Students are getting ready to head back to school with their new supplies and backpacks.
But studies show that too much weight in a backpack can actually change a child's spine and even lead to injuries.
Wheeling Hospital Physical Therapist Manager, Curt Neel, said there's some simple, preventive steps students can take though.
"No single straps. Even if they look cool, that's not the best way to go. Two shoulder straps is common. That's the best way to do it. One strap puts too much pressure on one side. The two straps spread the load over both shoulders instead of one," Neel said.
If a backpack is too heavy, students can suffer neck pain, back pain, and even numbness or tingling in their arms.
Officials said the weight of a backpack isn't the only key to preventing injuries, how a child wears it is also important.
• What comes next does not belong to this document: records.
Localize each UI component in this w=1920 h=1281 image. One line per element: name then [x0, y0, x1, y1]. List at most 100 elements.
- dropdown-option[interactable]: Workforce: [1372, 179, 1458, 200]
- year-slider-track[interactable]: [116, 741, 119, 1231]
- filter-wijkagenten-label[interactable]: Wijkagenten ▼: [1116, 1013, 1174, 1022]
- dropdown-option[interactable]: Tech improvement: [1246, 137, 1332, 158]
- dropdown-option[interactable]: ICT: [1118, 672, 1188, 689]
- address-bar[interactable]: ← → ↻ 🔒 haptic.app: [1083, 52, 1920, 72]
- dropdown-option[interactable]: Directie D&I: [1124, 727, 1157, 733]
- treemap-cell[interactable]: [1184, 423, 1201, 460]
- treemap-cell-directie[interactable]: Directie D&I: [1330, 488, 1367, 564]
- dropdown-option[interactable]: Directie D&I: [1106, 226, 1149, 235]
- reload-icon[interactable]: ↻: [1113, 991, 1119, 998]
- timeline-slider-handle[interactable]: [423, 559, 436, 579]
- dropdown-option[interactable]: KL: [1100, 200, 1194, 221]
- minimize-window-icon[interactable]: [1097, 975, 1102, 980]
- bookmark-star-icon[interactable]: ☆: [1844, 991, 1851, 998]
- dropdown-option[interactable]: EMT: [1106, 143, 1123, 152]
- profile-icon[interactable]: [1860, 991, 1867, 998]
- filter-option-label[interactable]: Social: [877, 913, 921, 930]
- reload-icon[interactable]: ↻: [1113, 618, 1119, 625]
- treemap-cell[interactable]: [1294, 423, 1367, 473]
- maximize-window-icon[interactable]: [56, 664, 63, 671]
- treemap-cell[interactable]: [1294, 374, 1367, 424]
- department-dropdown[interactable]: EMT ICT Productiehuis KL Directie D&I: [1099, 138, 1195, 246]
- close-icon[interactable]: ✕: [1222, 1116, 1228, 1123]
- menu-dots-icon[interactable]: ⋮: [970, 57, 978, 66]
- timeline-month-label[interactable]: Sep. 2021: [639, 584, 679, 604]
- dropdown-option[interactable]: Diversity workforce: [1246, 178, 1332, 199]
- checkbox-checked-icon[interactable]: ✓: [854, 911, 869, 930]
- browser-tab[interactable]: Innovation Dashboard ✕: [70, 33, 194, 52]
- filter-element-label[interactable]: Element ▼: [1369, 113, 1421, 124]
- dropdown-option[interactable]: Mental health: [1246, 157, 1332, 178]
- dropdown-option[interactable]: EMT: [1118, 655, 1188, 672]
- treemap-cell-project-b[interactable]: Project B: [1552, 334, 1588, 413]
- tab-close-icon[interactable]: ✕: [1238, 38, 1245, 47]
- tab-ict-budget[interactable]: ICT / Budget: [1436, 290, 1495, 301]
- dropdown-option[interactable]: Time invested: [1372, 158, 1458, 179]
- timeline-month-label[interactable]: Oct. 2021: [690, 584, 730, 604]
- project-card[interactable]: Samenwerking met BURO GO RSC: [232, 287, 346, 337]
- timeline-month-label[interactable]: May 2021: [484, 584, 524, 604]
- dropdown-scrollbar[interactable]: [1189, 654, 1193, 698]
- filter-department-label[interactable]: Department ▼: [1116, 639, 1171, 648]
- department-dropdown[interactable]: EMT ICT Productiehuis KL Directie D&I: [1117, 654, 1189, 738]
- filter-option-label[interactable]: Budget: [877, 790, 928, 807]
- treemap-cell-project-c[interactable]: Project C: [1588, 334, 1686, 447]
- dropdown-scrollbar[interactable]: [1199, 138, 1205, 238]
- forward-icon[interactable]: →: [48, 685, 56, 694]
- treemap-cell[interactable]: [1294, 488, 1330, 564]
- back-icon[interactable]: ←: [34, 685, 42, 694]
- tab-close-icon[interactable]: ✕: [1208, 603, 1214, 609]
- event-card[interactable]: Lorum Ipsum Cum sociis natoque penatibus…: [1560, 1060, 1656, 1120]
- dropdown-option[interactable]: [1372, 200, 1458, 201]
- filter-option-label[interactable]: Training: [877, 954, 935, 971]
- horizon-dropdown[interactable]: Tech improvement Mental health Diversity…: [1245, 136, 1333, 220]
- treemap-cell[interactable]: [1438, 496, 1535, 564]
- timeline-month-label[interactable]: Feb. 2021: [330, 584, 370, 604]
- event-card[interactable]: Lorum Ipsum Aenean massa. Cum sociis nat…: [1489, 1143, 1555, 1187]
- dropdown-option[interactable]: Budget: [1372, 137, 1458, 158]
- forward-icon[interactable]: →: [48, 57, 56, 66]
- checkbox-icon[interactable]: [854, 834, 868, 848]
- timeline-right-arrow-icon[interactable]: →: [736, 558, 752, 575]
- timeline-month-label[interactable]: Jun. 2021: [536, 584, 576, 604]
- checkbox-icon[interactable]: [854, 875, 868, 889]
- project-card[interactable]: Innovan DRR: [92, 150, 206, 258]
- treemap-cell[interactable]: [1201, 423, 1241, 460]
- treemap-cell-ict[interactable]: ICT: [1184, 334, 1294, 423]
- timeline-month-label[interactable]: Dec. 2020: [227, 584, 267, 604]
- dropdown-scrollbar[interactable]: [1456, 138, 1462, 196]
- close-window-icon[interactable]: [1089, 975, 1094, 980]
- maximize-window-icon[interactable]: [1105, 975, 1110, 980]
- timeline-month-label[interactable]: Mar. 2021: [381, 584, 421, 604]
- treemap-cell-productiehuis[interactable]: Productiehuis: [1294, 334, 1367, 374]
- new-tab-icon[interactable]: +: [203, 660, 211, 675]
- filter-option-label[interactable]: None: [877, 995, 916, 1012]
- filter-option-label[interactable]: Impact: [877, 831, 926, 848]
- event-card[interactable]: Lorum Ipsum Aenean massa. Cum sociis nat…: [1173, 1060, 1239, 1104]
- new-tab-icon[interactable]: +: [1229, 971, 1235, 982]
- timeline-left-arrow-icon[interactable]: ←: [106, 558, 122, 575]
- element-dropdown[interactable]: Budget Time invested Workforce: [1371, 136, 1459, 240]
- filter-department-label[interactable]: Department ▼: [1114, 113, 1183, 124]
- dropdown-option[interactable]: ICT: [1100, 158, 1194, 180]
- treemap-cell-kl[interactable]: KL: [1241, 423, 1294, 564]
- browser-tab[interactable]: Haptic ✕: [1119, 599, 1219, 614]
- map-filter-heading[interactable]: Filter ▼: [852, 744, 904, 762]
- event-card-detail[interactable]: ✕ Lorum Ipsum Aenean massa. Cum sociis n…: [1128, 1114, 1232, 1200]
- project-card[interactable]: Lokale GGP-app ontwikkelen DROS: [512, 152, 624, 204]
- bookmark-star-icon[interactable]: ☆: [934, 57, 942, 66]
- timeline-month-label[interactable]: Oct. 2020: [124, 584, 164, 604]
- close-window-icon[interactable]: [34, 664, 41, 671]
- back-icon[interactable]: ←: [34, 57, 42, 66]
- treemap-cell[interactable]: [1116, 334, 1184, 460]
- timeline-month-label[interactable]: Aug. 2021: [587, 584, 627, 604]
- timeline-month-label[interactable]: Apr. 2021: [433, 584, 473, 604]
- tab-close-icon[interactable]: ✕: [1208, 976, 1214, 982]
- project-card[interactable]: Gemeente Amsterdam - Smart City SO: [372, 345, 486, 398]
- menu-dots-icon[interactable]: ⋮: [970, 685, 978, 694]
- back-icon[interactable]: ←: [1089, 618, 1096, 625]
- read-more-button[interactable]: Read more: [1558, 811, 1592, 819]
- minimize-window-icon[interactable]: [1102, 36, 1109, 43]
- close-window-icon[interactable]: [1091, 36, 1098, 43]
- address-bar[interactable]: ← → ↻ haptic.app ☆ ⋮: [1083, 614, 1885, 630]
"You want to make sure you wear the backpack snugly so it's not hanging loose. If it hangs loose, it will hang down below the waist and tend to pull the student backwards and then, that creates some back pain," Neel said.
The American Academy of Pediatrics suggested adjusting the backpack so that the bottom sits at the waist.
There's also the "10 to 15 percent" rule, which means a child's backpack should not weigh more than 10 to 15 percent of their body weight.
In the end though, officials believe students have to use common sense. They can adjust the straps to relieve weight, avoid filling their backpacks too much, and cleaning out their backpacks regularly.